An historical – comparative overview on the new charges in the albanian criminal procedural legislation

Dr. Kosta GAZELI

         If we are to talk about the Albanian criminal procedural legislation we should go back to the period after World War 2 and the liberation of the country since we have not had a criminal procedure code previous to that time. Even during the monarchy, although a general legislative reform was implemented, adjusting the Albanian legislation to the one of advanced European countries, it was not possible to adopt an independent Code of Criminal Procedure, as many other codes were drafted. During the period from the liberation of the country, until 1953, as well as earlier, criminal proceedings have been carried out based on specific organic laws and those of specific procedural character.
         Despite the political system that existed, the first Albanian Code of Criminal Procedure is the one of year 1953. Under such circumstances, the historicalcomparative overview of the procedural institute of new charges, according to the Albanian criminal procedural legislation, relies precisely on the Criminal Procedure Codes that have been implemented in the Republic of Albania, and have been drafted or have entered into force in years 1953, 1979, and 1995 respectively.
         In the three of these codes, the procedural institute of new charges has been contemplated and applied in the initial investigation phase as well as in the trial.
It is precisely this fact that constitutes one of common characteristics of these three codes.
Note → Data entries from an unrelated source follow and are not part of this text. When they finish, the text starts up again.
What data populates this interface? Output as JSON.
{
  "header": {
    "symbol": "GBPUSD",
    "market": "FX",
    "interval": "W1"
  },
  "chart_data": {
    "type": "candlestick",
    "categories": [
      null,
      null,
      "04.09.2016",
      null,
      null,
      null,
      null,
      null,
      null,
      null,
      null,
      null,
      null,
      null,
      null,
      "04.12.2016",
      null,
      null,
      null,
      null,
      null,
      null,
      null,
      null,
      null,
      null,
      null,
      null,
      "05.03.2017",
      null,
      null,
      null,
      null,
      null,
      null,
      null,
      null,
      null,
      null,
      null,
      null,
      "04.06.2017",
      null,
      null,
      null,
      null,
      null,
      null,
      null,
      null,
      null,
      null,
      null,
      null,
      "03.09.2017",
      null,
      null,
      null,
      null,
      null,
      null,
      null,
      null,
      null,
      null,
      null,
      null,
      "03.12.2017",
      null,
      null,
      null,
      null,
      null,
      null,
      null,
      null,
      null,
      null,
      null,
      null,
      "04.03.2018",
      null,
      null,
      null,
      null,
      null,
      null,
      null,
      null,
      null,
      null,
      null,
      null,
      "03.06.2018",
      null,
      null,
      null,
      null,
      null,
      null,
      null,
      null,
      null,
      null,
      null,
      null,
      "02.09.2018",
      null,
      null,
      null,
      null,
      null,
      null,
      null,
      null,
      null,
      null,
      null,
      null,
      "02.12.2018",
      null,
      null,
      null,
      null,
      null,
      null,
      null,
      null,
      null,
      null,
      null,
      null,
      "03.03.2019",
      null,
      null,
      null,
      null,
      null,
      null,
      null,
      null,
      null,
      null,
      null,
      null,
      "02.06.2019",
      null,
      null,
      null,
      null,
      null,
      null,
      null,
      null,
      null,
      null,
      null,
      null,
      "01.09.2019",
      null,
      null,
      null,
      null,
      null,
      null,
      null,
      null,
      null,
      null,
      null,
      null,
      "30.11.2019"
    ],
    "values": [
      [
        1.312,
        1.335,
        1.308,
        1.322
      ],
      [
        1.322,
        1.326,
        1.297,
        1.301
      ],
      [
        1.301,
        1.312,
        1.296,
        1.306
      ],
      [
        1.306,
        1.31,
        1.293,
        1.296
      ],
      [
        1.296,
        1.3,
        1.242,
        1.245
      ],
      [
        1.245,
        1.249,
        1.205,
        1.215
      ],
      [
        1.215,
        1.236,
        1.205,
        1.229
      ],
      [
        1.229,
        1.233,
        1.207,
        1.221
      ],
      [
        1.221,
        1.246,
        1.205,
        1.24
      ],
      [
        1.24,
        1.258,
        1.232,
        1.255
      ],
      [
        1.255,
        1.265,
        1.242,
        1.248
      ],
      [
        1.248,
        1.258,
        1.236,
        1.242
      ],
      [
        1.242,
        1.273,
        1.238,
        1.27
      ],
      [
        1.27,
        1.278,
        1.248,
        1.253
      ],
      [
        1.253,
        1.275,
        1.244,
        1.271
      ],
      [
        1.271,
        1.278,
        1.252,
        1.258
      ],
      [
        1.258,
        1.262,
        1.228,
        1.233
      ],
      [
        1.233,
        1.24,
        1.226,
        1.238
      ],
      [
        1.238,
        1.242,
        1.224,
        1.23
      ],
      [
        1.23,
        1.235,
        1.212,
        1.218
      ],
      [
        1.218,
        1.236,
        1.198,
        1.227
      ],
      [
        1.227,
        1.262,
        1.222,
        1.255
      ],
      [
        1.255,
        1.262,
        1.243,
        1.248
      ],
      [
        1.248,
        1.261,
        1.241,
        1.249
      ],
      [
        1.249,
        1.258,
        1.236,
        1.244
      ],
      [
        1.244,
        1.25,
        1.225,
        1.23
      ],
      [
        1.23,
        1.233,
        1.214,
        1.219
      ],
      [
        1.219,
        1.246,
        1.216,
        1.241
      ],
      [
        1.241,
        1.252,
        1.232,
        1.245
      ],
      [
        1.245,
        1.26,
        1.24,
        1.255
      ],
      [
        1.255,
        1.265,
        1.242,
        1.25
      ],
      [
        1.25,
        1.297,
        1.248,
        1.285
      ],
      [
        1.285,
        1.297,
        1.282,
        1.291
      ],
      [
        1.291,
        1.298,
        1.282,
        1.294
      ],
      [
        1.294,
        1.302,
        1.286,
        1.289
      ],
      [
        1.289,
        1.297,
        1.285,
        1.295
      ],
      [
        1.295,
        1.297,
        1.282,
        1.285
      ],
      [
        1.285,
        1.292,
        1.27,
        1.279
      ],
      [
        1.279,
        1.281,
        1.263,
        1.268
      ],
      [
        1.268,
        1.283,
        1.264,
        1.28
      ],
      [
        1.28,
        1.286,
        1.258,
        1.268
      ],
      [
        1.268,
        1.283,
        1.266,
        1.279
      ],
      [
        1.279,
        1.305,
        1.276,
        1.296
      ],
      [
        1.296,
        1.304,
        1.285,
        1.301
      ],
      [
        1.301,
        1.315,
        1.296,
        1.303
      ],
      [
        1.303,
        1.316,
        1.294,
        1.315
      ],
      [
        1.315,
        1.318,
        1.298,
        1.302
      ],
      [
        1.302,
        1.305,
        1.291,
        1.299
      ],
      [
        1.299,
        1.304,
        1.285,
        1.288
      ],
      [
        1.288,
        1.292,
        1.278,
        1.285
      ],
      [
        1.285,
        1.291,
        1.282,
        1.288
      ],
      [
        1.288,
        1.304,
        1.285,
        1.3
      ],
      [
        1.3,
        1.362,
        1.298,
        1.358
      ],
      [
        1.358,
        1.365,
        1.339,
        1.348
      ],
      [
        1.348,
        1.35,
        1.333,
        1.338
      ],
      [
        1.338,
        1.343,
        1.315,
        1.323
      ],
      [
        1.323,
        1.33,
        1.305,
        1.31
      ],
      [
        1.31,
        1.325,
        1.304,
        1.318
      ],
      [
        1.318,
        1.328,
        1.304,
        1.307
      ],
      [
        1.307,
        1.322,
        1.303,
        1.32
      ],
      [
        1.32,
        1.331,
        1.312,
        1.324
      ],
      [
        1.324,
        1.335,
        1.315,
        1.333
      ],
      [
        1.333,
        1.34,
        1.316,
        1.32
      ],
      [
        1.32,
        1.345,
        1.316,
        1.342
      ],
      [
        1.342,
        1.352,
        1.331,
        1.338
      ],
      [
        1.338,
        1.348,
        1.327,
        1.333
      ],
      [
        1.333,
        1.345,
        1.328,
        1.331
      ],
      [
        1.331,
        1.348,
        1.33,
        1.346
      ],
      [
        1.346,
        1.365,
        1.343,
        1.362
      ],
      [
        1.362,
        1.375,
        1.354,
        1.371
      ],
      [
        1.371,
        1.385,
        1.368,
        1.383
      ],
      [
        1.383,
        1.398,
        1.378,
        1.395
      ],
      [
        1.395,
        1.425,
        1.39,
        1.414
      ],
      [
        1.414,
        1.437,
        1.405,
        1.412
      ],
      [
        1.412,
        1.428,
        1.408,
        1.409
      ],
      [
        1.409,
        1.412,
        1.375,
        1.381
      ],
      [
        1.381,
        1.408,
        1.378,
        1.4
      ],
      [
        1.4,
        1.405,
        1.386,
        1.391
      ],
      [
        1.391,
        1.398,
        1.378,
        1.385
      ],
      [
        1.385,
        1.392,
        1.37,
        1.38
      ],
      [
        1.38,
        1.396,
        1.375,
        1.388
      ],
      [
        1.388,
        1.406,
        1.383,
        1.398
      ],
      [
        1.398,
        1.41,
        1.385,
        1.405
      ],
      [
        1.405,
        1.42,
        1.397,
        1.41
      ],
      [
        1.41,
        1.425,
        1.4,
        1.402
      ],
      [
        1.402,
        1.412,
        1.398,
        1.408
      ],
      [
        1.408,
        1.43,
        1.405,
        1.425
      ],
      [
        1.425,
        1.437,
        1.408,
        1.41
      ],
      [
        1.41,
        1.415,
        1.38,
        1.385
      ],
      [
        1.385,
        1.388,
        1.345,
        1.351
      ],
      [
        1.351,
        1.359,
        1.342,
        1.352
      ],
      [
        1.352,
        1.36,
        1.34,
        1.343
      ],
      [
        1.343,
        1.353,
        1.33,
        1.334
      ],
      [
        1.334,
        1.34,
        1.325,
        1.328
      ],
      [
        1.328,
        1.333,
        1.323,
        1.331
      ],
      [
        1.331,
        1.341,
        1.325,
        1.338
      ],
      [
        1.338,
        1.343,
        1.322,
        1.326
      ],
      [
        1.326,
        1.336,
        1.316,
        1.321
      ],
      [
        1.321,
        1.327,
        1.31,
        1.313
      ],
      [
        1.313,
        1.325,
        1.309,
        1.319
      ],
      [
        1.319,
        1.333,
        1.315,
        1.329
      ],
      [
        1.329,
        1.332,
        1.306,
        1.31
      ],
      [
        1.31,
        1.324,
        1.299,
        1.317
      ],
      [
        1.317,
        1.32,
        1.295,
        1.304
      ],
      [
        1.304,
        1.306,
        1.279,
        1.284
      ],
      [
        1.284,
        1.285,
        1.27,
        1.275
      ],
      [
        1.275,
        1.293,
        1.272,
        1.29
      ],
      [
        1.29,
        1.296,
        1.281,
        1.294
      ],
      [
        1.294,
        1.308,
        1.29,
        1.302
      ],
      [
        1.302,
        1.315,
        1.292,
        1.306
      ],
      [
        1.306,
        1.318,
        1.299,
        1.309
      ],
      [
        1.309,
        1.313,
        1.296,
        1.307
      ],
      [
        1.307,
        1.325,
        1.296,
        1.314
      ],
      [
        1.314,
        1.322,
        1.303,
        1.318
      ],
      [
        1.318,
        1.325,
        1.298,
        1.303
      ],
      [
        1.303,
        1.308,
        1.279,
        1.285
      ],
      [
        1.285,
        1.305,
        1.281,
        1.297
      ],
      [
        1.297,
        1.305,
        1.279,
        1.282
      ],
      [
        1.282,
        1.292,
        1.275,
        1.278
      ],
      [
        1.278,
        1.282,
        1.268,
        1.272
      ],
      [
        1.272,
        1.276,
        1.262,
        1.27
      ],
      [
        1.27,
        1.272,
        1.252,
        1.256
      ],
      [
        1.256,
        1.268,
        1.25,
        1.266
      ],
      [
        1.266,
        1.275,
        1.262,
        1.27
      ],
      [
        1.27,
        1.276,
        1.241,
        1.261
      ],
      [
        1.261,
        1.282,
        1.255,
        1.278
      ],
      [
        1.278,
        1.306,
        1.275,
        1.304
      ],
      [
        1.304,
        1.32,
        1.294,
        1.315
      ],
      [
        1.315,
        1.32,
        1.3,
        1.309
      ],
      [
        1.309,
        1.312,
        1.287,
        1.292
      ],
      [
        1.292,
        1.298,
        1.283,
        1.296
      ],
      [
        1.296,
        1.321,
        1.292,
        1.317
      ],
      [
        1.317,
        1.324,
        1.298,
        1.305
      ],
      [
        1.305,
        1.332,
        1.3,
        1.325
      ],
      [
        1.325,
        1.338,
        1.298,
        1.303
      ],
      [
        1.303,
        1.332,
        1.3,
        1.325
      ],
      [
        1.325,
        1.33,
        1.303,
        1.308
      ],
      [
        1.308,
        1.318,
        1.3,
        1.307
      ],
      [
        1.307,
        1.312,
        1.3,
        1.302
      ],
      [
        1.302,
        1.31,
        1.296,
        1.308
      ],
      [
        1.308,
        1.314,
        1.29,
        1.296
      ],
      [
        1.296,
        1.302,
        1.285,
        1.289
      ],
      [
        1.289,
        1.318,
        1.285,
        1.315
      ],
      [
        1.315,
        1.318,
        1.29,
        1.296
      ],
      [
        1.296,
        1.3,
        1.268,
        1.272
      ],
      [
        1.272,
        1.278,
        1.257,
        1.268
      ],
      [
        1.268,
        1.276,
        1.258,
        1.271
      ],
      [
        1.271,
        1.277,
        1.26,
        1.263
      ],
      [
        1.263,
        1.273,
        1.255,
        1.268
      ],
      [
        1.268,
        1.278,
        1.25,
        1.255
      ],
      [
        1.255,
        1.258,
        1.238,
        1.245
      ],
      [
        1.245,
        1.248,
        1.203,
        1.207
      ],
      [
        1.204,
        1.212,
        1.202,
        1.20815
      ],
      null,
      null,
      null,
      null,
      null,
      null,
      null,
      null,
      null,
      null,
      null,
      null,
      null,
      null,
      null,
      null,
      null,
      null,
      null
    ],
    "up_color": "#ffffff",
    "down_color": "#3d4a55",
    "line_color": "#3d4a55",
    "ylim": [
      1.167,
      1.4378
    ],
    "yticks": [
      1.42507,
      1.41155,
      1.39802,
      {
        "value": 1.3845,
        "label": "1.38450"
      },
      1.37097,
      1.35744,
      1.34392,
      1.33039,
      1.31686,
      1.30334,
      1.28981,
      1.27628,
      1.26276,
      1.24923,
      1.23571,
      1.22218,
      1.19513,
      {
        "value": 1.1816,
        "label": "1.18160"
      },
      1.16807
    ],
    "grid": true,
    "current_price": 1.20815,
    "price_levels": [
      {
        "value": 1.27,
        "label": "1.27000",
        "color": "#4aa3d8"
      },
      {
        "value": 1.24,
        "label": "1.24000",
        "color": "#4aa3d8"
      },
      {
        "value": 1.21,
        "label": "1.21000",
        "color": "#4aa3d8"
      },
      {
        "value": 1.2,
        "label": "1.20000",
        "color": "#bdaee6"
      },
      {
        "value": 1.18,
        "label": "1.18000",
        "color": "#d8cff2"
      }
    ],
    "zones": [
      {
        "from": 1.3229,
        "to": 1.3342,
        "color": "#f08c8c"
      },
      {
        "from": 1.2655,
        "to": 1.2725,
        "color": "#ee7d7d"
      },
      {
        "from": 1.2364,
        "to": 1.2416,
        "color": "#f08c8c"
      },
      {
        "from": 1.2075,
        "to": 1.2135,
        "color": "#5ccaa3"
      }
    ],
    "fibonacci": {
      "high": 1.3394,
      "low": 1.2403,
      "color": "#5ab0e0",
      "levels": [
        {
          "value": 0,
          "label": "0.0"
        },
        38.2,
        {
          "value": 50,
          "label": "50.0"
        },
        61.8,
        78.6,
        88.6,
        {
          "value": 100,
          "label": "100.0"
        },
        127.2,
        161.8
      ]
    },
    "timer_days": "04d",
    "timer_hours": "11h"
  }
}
         But regardless of the similitude mentioned between them, these codes, as well as the institute of new charges contemplated by them, in essence, differ greatly between them, especially the Criminal Procedure Code of 1995, which is now in force in our country, with two other previous codes, which were basically similar, but differed in the circumstances and the time they were drafted and entered into force. The main difference of the Code of Criminal Procedure of 1995, which is currently in force in our country, compared with the two previous codes, lies in its deep democratic character. This Code contains important democratic principles and norms of criminal procedure applied in all democratic countries, especially in the most advanced countries of Western Europe and the United States. Its primary sources are the Constitution, the international Conventions and Charters, particularly the Convention on ‘Fundamental Human Rights and Freedoms’.
         Although the new charges during criminal proceedings are contemplated by the three criminal procedural codes, their application in the investigation stage and during the trial differs among other things, because of essential differences that exist between the political and social systems, procedural systems and corresponding models selected and contemplated by these codes. In the first two there was the inquisition system whereas in the Criminal Procedure Code in force prevails the accusatory system. Consequently, the sanctioning and implementing of the institute of new charges during the criminal proceedings contemplated by these codes is different, depending on the functions, duties and rights of criminal prosecution bodies, notably the prosecution office and the court, stemming from the relevant procedural systems and the changing of
political systems.
         What is characteristic is that during the investigation phase, the change of prosecution, as in the case when new charges arise after the communication of the decision to take a person as the defendant and also the case when the charge communicated by this decision changes according to a new legal qualification that can be more severe or less severe, in compliance with the three codes of criminal procedure, had been performed by the prosecution body or of the prosecutor.
         While in the trial stage, the announcement of a new charge or the changing of the defendant’s charge according to the Criminal Procedure
Codes 1953 and 1979, was to be made by the court, which was also considered as a body of criminal prosecution, whereas according to the Code of Criminal Procedure of 1995, which is in force in our country, that should be made by the prosecutor even during the preliminary investigations.
With respect to the court it has the right to change the legal qualification of the offense for which the defendant is charged only on the final decision.